Outros casos de uso apontam para uma maior adoção da realidade aumentada, que hoje é usada para auxiliar e guiar os médicos em procedimentos, com os robôs ocupando cada vez mais funções.

Everton Souza, especialista em wireless para América Latina na Viavi, apontou que 5G traz um grande desafio e ponderou que, apesar de o Brasil ter saído atrás de outros países, o ecossistema estava mais definido e estandardizado. “Por isso, estamos sofrendo menos, mas é um desafio da indústria e das prestadoras de serviços de telecomunicações que fizeram os investimentos e querem monetizar isso”, disse Souza. “A tecnologia está pronta, está aí precisamos potencializar casos de uso e modelos de negócios e pensar fora da caixa”, completou.

Cristiano Moreira, gerente de produtos da Embratel, acrescentou que o 5G trouxe uma demanda para a indústria criar uma infraestrutura com características que dê preferência para aplicações, seja redes privativas, seja networks slicing ou redes privativas virtuais. “Se consigo usar como edge computing consigo monetizar.
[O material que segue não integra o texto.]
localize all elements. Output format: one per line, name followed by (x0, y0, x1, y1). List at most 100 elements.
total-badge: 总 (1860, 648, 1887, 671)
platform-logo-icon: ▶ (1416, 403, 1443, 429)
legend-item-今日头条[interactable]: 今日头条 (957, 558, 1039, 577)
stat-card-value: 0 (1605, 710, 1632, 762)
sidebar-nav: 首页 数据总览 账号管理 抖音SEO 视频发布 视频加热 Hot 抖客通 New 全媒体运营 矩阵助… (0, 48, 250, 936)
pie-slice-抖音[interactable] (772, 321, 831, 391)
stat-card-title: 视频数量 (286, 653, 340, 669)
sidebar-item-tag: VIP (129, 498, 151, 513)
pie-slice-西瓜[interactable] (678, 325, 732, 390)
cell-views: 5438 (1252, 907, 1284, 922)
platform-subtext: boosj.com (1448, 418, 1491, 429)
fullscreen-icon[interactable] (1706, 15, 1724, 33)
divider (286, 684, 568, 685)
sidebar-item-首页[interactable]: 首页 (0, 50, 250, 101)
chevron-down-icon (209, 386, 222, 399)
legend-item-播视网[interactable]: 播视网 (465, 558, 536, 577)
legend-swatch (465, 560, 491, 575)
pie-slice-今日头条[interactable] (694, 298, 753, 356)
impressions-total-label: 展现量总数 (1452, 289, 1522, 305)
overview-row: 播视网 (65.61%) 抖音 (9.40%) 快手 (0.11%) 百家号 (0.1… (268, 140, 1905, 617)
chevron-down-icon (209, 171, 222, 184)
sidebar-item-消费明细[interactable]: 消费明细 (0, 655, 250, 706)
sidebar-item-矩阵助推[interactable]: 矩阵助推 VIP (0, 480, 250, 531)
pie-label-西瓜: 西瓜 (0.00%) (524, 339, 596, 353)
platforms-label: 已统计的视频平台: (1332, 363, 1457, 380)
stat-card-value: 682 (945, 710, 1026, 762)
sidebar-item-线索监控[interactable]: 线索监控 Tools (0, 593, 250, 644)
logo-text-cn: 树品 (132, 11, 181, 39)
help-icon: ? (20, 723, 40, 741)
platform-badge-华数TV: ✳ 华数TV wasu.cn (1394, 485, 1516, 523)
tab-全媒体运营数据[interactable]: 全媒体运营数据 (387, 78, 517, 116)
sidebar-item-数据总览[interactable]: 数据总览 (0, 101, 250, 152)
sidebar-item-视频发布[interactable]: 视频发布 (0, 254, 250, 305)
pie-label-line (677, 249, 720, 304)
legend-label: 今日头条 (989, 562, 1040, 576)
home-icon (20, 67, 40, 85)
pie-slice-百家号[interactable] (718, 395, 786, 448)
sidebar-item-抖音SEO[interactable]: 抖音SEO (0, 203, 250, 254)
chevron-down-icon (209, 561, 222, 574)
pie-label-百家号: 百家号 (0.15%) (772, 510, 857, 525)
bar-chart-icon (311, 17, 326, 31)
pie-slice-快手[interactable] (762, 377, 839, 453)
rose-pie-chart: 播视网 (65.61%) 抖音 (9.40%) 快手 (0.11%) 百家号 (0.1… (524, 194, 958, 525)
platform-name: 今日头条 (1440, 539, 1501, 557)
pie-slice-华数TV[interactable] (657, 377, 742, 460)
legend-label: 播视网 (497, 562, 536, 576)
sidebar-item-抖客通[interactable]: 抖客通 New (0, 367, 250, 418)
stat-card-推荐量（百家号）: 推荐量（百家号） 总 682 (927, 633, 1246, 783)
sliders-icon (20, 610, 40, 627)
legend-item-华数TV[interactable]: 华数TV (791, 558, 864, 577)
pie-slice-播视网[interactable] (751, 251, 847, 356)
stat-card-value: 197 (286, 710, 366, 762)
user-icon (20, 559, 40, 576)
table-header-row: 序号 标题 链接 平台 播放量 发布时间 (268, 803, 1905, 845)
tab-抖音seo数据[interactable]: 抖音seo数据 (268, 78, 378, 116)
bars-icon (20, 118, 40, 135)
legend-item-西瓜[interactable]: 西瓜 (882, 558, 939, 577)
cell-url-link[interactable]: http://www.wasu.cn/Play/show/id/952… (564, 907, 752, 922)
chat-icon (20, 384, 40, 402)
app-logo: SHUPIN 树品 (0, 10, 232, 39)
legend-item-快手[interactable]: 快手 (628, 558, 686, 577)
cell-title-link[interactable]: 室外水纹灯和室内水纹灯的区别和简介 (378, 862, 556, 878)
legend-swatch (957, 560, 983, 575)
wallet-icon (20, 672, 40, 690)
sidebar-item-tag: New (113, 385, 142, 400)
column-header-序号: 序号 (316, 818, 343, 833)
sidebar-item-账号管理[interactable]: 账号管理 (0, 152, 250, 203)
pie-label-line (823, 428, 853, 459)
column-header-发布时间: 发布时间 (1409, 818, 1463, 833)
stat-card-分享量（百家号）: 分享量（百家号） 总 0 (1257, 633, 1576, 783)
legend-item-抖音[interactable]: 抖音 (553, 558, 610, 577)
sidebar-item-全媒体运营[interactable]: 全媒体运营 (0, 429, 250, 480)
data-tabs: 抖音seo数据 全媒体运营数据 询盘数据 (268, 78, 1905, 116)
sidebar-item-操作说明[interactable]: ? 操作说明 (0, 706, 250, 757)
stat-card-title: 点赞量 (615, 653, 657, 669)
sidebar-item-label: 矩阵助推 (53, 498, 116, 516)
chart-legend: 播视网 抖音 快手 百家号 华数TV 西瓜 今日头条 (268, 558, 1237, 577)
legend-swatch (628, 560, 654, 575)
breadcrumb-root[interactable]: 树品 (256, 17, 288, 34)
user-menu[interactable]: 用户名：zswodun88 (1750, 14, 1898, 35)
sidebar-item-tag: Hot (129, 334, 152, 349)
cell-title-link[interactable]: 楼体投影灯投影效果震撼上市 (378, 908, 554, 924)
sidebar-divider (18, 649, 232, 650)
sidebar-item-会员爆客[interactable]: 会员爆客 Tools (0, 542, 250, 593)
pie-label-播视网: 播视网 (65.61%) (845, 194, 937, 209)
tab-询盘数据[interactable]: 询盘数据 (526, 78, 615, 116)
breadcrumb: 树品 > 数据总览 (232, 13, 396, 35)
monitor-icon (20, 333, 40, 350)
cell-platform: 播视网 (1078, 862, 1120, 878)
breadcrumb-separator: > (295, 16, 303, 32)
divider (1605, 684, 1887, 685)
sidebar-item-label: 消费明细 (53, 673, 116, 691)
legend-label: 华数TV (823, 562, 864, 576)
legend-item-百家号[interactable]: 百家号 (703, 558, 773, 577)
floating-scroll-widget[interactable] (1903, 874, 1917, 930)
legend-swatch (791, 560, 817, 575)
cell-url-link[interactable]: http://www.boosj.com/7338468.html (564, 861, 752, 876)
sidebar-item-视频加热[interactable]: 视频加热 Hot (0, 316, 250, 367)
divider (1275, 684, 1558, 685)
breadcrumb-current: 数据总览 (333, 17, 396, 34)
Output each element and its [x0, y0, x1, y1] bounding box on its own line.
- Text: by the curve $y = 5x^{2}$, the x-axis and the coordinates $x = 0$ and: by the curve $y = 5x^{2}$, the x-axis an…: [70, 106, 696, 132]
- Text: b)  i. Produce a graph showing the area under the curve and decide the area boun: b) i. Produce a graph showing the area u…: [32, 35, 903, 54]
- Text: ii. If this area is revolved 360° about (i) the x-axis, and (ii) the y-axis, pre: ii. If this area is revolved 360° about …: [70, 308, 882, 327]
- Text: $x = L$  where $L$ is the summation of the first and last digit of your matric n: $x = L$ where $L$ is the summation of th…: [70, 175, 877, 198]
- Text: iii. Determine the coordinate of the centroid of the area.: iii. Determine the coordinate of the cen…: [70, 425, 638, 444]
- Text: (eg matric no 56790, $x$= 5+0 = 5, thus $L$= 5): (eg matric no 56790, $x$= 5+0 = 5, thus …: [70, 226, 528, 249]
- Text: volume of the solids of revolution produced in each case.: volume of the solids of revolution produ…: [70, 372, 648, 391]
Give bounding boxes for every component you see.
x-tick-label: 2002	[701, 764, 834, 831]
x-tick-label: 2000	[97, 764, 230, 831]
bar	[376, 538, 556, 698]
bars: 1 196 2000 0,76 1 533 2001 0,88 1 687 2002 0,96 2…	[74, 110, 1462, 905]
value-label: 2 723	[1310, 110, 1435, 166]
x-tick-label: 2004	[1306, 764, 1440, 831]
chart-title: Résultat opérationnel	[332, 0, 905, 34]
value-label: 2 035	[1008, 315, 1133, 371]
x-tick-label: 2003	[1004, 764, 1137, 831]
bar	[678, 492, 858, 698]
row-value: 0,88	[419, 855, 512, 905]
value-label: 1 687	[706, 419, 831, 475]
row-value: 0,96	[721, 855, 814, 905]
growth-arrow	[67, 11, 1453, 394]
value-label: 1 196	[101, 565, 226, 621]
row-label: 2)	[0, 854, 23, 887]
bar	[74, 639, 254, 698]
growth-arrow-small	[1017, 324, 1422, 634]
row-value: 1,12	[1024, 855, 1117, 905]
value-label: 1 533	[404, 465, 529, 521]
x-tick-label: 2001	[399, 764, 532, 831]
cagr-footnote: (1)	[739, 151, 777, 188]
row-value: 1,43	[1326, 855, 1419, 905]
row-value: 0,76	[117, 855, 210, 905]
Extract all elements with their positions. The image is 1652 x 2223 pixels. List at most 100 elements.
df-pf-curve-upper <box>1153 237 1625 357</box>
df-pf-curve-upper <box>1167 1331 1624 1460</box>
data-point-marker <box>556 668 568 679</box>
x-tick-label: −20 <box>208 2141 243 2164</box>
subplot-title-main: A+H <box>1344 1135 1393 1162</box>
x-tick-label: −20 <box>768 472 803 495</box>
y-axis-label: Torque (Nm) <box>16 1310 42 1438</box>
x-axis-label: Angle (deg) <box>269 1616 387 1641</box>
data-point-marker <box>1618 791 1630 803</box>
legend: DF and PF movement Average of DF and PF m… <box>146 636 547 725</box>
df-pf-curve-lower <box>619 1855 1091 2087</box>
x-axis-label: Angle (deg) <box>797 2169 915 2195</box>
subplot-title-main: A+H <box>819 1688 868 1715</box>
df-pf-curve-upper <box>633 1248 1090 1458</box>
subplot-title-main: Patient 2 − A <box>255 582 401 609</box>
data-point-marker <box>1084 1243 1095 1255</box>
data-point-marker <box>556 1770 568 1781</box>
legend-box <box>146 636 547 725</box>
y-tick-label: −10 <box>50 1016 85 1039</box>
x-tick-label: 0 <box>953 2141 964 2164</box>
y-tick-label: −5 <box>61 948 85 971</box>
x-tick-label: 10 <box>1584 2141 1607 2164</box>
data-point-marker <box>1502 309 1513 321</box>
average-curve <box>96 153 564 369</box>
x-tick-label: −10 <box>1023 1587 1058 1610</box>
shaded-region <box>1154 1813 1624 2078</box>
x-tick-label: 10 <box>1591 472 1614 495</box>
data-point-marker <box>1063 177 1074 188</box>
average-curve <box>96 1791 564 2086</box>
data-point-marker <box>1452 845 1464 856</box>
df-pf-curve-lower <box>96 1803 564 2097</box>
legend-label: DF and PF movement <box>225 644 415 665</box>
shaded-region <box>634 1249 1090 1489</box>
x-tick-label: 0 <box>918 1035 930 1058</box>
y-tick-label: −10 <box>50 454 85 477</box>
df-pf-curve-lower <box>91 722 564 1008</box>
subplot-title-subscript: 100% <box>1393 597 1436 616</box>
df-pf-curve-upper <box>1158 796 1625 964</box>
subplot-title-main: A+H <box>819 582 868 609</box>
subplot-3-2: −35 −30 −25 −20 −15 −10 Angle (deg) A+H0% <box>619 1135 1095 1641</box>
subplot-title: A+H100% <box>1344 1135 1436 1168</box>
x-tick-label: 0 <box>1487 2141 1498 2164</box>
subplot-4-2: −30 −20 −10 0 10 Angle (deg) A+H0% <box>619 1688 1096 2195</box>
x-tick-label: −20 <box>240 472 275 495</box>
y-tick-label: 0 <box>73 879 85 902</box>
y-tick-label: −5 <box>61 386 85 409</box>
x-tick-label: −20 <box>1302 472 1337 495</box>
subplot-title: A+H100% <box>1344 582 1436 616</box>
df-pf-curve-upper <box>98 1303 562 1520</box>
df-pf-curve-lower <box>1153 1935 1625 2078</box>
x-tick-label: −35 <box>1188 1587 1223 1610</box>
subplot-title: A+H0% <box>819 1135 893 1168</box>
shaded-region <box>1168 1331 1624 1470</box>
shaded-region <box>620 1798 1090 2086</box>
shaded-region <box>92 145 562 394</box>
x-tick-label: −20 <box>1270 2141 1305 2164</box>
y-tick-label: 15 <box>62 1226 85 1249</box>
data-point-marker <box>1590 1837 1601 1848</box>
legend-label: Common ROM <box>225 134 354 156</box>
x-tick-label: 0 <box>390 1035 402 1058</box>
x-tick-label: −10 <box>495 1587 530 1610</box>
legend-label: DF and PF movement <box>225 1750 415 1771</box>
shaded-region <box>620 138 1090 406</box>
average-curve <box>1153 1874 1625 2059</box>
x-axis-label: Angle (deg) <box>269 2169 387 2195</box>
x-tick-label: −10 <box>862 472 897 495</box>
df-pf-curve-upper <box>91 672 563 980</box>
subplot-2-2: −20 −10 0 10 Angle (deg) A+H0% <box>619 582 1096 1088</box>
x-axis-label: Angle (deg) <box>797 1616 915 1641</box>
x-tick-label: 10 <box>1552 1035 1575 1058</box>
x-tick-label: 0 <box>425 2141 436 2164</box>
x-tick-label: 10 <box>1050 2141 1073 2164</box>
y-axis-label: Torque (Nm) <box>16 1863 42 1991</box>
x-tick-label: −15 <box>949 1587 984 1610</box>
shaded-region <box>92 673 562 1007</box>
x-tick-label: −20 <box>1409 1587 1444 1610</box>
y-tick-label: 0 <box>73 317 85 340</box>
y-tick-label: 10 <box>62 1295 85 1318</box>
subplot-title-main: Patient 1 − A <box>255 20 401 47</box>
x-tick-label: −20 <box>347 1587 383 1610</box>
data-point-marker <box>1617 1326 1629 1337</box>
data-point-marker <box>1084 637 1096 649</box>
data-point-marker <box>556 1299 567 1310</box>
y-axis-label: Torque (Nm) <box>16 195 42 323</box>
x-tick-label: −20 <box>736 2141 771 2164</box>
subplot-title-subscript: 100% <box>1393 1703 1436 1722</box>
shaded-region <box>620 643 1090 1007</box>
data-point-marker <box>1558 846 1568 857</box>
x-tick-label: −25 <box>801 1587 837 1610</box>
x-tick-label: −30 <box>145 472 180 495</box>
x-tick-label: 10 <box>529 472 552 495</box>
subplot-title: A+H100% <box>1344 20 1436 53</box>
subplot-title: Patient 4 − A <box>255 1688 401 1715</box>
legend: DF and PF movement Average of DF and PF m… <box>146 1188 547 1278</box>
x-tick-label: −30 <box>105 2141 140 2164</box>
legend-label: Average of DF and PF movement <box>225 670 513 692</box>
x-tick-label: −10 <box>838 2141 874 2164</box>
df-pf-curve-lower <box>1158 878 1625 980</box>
No momento em que passo a ter aplicações que demandem alto processamento e baixa latência Open RAN pode ser a alternativa, mas, enquanto não tiver esta demanda, a RAN convencional é economicamente mais viável e atende bem a demanda”, ponderou.

Para o futuro, Moreira acredita que vai haver uma descentralização dos datacenter, quando aumentará a demanda e fará mais sentido investir em Open RAN e DeepEdge. “Assim, trago a aplicação para o usuário, mas é uma estrada, uma jornada longa para chegar lá.”